25 de agosto de 2023

A esquerda pode formar um novo governo na Espanha

O rei de Espanha pediu ao líder conservador Alberto Núñez Feijóo que tentasse formar um governo. A maioria dos deputados opõe-se a ele - e acordos recentes entre os socialistas, os partidos de esquerda Sumar e os catalães mostram que a ampla esquerda tem todas as hipóteses de permanecer no poder.

Steve Forti


O rei espanhol Felipe VI recebe o primeiro-ministro interino Pedro Sanchez como parte da rodada de consultas com representantes políticos antes de propor um candidato para a investidura, no Palácio da Zarzuela, em Madrid, em 22 de agosto de 2023. (Chema Moya / Pool / AFP via Getty Images )

Enquanto toda a Espanha estava ocupada celebrando o triunfo épico da seleção nacional na Copa do Mundo de futebol feminino, a atormentada situação política do país também se tornava mais clara. Nos corredores do poder, algo mudou durante estas semanas de meados de agosto, assoladas pelas ondas de calor. Isto, mesmo que o resultado final ainda não esteja escrito em pedra - e reviravoltas inesperadas possam estar ao virar da esquina.

As eleições gerais de 23 de julho trouxeram, contra todas as probabilidades, uma derrota para as forças combinadas da direita. Metade da Europa deu um suspiro de alívio. O conservador Partido Popular (PP) ficou em primeiro lugar como esperado, mas o seu forte grupo de 137 deputados ainda está aquém da maioria absoluta no Congresso de 350 membros, mesmo se somarmos os 33 legisladores de extrema-direita do Vox. Ainda assim, a situação continua complexa. Dadas as previsões generalizadas de uma derrota iminente, o primeiro-ministro em exercício, Pedro Sánchez (líder do Partido Socialista Obrero Español, PSOE) pode considerar-se o vencedor político efetivo da votação antecipada de julho. No entanto, os 121 deputados eleitos pelo seu partido e os 31 pela Sumar, a coligação de esquerda liderada pela ministra do Trabalho, Yolanda Díaz, permanecem igualmente longe do número “mágico” de 176 assentos.

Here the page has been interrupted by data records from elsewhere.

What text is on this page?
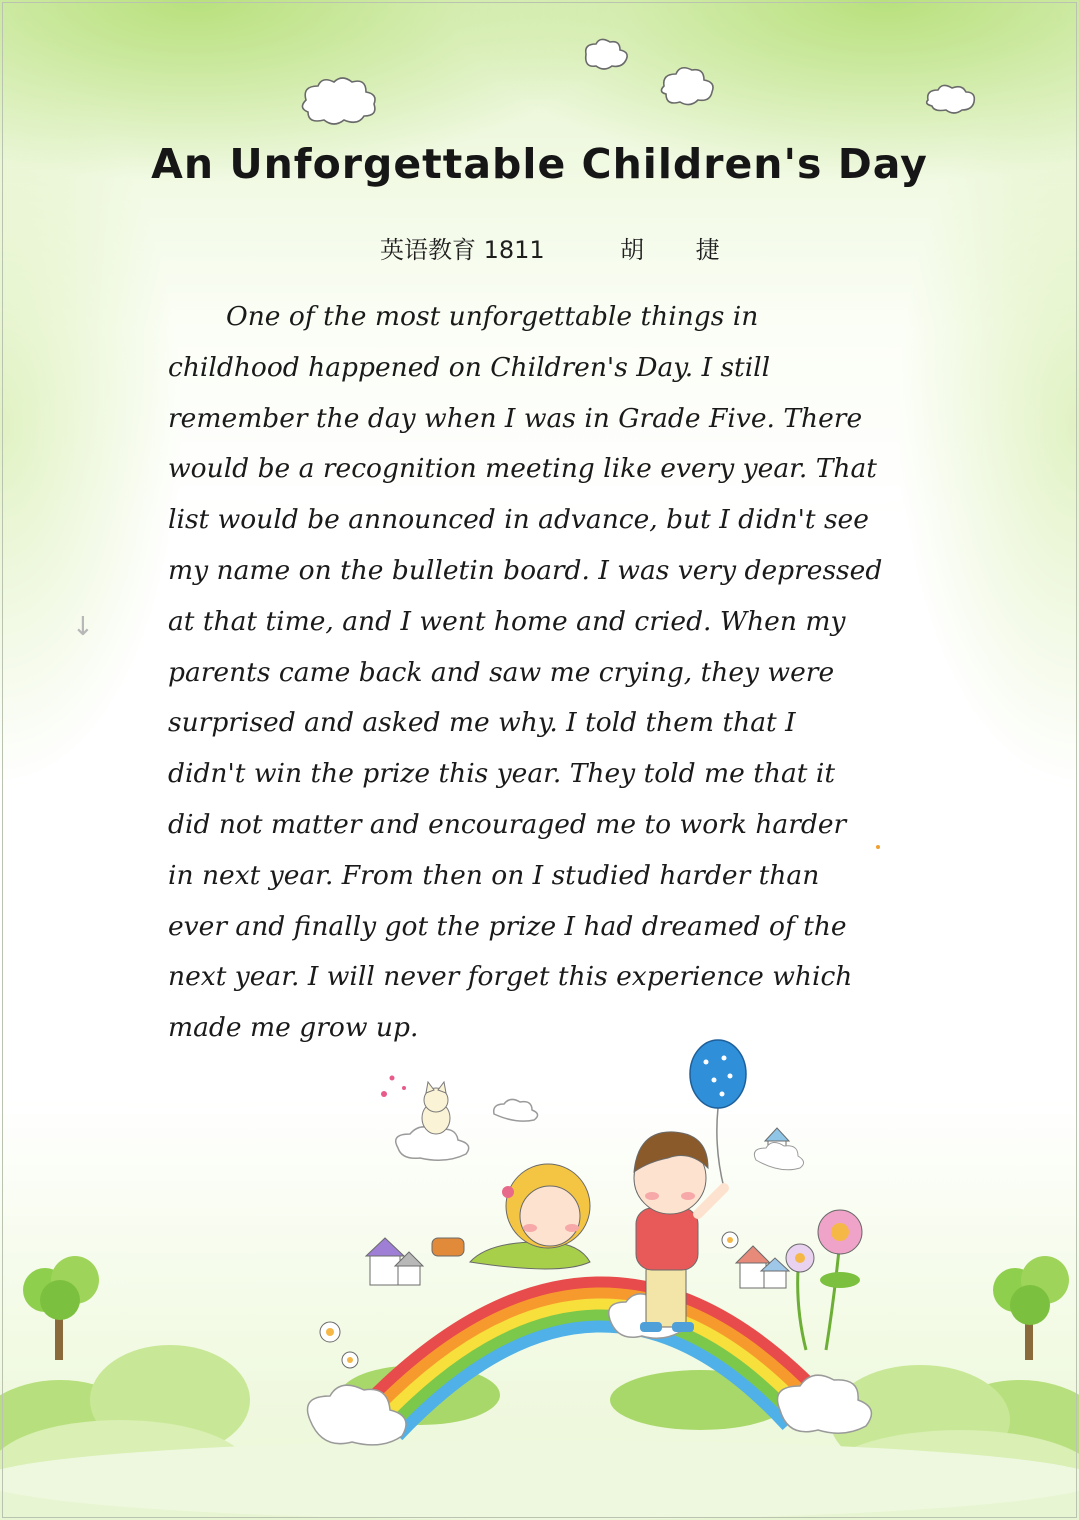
An Unforgettable Children's Day
英语教育 1811	胡 捷
↓
One of the most unforgettable things in
childhood happened on Children's Day. I still
remember the day when I was in Grade Five. There
would be a recognition meeting like every year. That
list would be announced in advance, but I didn't see
my name on the bulletin board. I was very depressed
at that time, and I went home and cried. When my
parents came back and saw me crying, they were
surprised and asked me why. I told them that I
didn't win the prize this year. They told me that it
did not matter and encouraged me to work harder
in next year. From then on I studied harder than
ever and finally got the prize I had dreamed of the
next year. I will never forget this experience which
made me grow up.
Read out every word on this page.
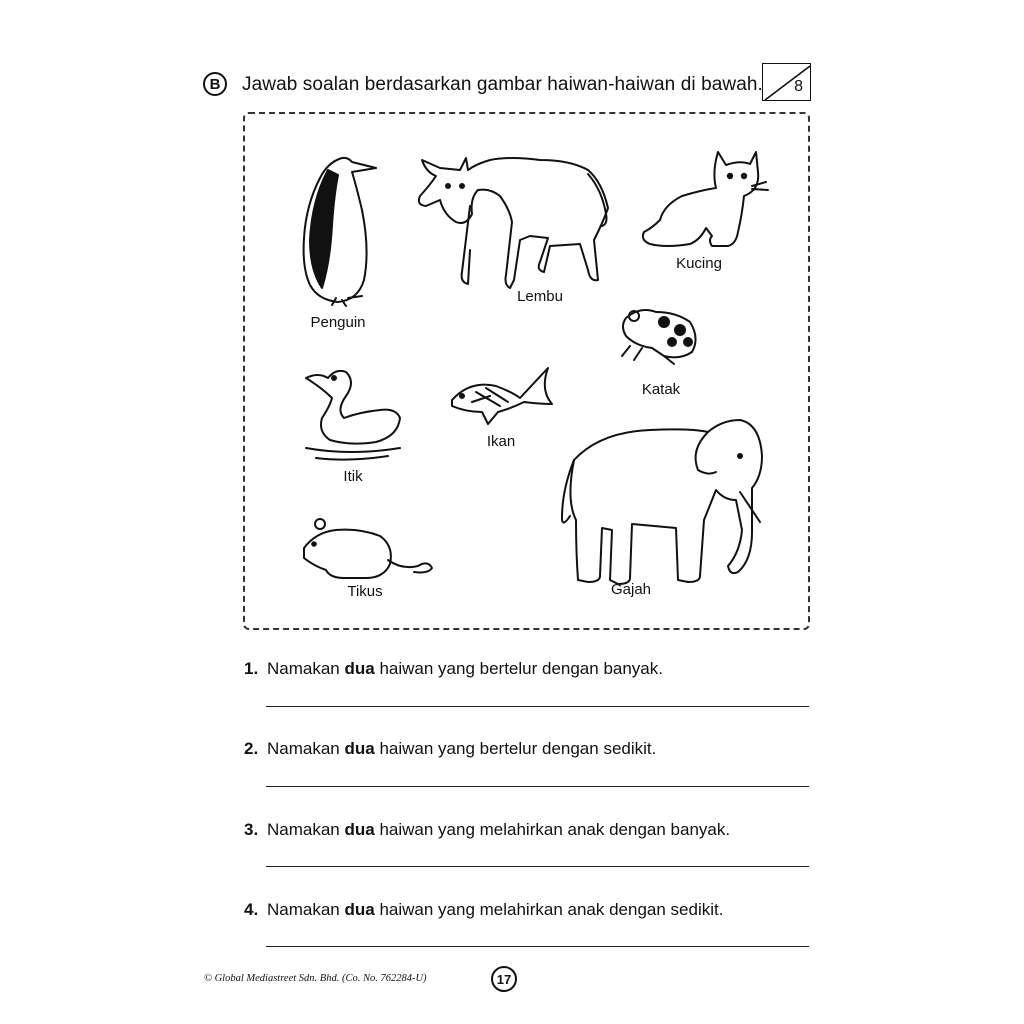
B	Jawab soalan berdasarkan gambar haiwan-haiwan di bawah. 8
Penguin
Lembu
Kucing
Katak
Itik
Ikan
Gajah
Tikus
1. Namakan dua haiwan yang bertelur dengan banyak.
2. Namakan dua haiwan yang bertelur dengan sedikit.
3. Namakan dua haiwan yang melahirkan anak dengan banyak.
4. Namakan dua haiwan yang melahirkan anak dengan sedikit.
© Global Mediastreet Sdn. Bhd. (Co. No. 762284-U)	17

Também no último parlamento, estas forças de esquerda governaram como uma minoria, com o apoio externo de vários partidos nacionalistas e regionalistas. Mas agora, além da Esquerra Republicana de Catalunya (ERC, 7 assentos), EH Bildu (6 assentos), do Partido Nacionalista Vasco (PNV, 5 assentos) e do Bloco Nacionalista Galego (BNG, 1 assento), Sánchez também precisa dos votos dos Junts per Catalunya (JxCAT, 7 cadeiras), o partido independentista liderado pelo ex-presidente catalão Carles Puigdemont do auto-exílio na Bélgica. E o JxCAT, recorde-se, não é apenas um partido de direita com posições separatistas intransigentes, mas tem votado consistentemente contra o governo nos últimos quatro anos. Em suma, é claro qual é a solução para o atual impasse parlamentar - mas não é tão óbvio como isso pode acontecer.

Ainda assim, um sinal claramente positivo foi enviado em 17 de agosto, quando o novo parlamento se reuniu pela primeira vez. A candidata socialista Francina Armengol foi eleita presidente do novo Congresso, com 178 votos. Ela venceu com o apoio das mesmas forças que poderiam, pelo menos potencialmente, proporcionar a Sánchez uma maioria governamental: o seu PSOE, Sumar, e as várias expressões da chamada Espanha periférica (exceto o único deputado da Coalición Canaria, que apoiou o candidato conservador). Além disso, a ampla esquerda também garantiu o controle da Mesa - o órgão que organiza os trabalhos parlamentares - com cinco membros do PSOE e Sumar, contra os quatro do PP, que, apesar da sua aliança contínua com o Vox, não cedeu nenhum lugar à extrema direita. Isto também é uma boa notícia.

Exigências catalãs

O acordo entre os socialistas e os partidos independentistas catalães surgiu no último momento — e mostra que caminho pode ser tomado nas próximas semanas para selar um pacto que permitiria a reeleição de Sánchez. Os dois partidos catalães, ERC e JxCAT, votaram no candidato do PSOE, Armengol, em troca de várias concessões. Uma delas foi o reconhecimento do catalão como língua oficial nas instituições estatais e na União Europeia (atualmente é uma língua co-oficial nos territórios onde é falado). Outra foi a abertura de uma comissão parlamentar sobre o Pegasus, o spyware com o qual vários líderes independentistas catalães, mas também o próprio Sánchez, foram alegadamente espionados. Outra comissão de inquérito diz respeito aos ataques islâmicos de agosto de 2017 em Barcelona e Cambrils, nos quais o movimento independentista vê o longo braço das tentativas do Estado para conter o separatismo catalão. Depois, há o apelo mais geral para acabar, “através das vias legais necessárias”, com a “repressão” do Estado às forças pró-independência em conexão com os acontecimentos do outono de 2017, quando o parlamento catalão organizou um referendo não oficial sobre a independência. Além disso, os socialistas concordaram em emprestar alguns dos seus próprios deputados para que os partidos independentistas catalães atinjam o limiar para formar o seu próprio grupo parlamentar.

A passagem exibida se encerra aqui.